Sure, I'll do dev for 150k if they're fine with me remoting in from Germany. Currently earning a third of that as security consultant which is on average better paid than developer afaik. I could retire at 37 instead of 47.
You see, I'm fine donating money to a lot of places because I feel like I earn a lot (and I earn about 50k/year, not 150k and I never expect to earn 400k). The Internet Archive, Climeworks, OpenStreetMap, a local hackerspace, random sites or tools that I found useful, etc. But when I see that we need a hundred thousand average-sized donations to cover the cost of a single employee in a non-profit (what is even the definition of that word if not to not turn out profit to its owners?) then we're all just financing a pretty face instead of the product we love.

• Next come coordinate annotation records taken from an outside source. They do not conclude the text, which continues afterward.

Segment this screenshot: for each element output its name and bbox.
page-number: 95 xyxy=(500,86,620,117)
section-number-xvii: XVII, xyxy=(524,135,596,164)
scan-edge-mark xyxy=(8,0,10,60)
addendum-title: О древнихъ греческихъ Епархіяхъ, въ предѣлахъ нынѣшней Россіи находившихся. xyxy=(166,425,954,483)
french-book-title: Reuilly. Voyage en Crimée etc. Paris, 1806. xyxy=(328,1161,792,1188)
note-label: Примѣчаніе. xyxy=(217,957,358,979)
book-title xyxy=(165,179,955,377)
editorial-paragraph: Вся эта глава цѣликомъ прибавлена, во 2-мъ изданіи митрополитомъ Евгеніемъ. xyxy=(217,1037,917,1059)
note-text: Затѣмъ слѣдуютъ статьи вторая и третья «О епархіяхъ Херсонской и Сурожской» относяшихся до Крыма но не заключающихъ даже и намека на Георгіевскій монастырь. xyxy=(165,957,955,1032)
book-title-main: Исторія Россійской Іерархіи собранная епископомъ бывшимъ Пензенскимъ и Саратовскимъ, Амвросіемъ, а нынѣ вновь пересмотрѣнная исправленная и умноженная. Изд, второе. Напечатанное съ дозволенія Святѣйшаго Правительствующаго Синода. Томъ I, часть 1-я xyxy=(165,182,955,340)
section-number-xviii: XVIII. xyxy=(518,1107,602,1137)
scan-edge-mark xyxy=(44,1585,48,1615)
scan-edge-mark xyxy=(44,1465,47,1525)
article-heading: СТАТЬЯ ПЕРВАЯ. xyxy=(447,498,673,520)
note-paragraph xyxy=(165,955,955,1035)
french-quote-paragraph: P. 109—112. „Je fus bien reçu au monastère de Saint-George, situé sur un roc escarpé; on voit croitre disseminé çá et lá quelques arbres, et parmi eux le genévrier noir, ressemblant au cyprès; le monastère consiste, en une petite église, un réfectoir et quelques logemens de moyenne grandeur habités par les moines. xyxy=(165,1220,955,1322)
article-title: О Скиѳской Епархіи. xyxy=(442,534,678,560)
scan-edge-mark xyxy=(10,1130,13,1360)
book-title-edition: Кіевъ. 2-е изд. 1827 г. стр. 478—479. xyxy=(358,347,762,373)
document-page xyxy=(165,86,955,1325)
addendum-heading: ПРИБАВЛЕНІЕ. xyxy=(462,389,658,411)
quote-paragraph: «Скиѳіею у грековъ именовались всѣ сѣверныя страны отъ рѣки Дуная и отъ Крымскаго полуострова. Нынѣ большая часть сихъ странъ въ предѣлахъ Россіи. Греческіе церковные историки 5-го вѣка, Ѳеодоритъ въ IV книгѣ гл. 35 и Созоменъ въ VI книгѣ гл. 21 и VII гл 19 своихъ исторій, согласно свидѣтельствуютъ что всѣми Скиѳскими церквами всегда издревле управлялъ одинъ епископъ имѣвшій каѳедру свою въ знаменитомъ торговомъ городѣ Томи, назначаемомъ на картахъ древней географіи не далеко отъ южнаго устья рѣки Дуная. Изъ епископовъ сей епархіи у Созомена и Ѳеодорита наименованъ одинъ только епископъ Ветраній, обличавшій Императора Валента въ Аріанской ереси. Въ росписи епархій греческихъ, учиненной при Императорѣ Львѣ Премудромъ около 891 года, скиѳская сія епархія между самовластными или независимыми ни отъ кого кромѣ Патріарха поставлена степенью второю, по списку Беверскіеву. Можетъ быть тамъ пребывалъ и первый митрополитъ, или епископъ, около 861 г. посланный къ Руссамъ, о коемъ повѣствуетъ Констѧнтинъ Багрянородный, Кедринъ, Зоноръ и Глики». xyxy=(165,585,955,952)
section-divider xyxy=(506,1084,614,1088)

One can argue all one wants about it being the market value or competitive offers or whatever, but if you are only in it for the money, Mozilla should not be the company for you. I'm not financing that. This is also why I don't donate to Wikipedia: the money doesn't actually go to Wikipedia the platform.
You know those meetings you hate? Quadruple them, add more customers and some unsavory financiers. Then sprinkle it with a bunch of business trips where you never get to see the city.
Think about that the next time you're thinking how much of a paycut you'd be willing to take if it meant you didn't have to talk to that guy every week.
>You know those meetings you hate? Quadruple them, add more customers and some unsavory financiers. Then sprinkle it with a bunch of business trips where you never get to see the city.
That argument is about "how hard/bothersome" the work is. That's not how compensation is set, however.
I, and most developers I presume, also don't like sweeping streets or cleaning gas station toilets (much more than business trips and tons of customer meetings), but nobody would pay millions to some gas station toilet attendant.
If someone said I'll do full-stack dev for 150k instead 400k at google, how would you take that question?